Além do Bem e do Mal foi redigido no verão de 1885, na localidade de Sils Maria, na Suiça, e no inverno de 1885-6, em Nice, sul da França. Mas na redação foram incorporadas anotações anteriores da primeira metade da década. Após ser recusado por vários editores, Além do Bem e do Mal foi publicado às custas do autor, em agosto de 1886, numa edição de trezentos exemplares. Quase um ano depois, apenas 114 exemplares haviam sido vendidos, e 66 tinham sido enviados para jornais e revistas. Numa carta a seu amigo Peter Gast, Nietzsche disse: “Muito instrutivo! Ninguém quer o que eu escrevo”. Porém, mais de cem anos depois, a opinião da posteridade confirmou a do autor sobre a importância da obra: “É um dos grandes livros do século XIX, e mesmo de qualquer século”, nas palavras de Walter Kaufmann.

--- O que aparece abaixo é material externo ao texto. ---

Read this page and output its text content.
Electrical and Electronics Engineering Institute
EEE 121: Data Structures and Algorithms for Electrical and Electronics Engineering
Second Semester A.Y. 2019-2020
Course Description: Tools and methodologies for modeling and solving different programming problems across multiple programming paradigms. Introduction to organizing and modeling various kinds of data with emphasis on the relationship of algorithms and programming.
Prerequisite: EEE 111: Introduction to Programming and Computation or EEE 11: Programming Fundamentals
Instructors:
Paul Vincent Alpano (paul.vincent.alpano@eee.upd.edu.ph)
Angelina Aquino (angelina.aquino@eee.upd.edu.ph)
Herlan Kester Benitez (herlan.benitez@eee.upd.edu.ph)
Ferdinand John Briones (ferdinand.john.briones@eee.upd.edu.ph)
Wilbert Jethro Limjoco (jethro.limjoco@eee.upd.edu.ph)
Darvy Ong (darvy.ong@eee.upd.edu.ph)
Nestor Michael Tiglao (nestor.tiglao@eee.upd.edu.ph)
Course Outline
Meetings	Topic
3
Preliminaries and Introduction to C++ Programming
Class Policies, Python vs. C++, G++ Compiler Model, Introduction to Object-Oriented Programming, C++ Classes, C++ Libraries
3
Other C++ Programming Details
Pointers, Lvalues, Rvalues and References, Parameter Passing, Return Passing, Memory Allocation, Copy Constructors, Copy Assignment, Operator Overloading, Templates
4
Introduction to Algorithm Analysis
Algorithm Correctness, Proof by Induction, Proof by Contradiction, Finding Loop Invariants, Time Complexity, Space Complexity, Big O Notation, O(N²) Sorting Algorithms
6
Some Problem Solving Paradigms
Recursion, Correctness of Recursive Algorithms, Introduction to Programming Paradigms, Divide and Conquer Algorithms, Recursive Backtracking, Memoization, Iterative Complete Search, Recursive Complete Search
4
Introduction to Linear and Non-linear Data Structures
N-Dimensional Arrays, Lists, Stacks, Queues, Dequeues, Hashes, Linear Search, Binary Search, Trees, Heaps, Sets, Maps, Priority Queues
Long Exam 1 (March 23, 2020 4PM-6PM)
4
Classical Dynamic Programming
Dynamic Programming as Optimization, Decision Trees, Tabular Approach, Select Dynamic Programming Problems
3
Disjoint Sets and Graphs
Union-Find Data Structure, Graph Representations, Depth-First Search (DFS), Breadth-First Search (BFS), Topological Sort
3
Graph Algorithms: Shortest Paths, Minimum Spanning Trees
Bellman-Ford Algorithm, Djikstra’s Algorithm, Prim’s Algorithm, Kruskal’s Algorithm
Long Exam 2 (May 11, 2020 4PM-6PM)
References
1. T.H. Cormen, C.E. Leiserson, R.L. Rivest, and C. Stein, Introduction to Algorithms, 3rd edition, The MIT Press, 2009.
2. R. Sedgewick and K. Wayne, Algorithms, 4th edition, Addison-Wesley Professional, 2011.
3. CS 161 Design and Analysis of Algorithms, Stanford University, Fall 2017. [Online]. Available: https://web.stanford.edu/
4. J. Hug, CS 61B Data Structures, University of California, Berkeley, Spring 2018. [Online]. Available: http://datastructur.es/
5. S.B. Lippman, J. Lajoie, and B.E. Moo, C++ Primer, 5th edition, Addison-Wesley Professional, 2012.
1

Dúvidas antigas sobre a moral humana: nossa essência é boa ou má? Nascemos bons e nos tornamos maus ou já nascemos maus e o meio é que nos coloca freios morais? Ou será que não nascemos nem bons nem maus, apenas dotados de instintos? E ainda, de onde surgiram os conceitos de bondade e maldade? Para Nietzsche, a religião, especialmente o cristianismo no Ocidente, criou valores que limitam o homem a se superar. A expressão “instinto de rebanho” em Nietzsche vem talvez de um conceito religioso, no qual a moral ensina ao indivíduo a só atribuir valor em função do “rebanho”, que também poderia ser traduzido em Estados e sociedades. O homem virtuoso, “escravo” das expectativas dos outros, das boas e das más opiniões, faz-se dissimulado, ao mesmo tempo culpado e infeliz.
“É por nossas virtudes que somos mais bem punidos”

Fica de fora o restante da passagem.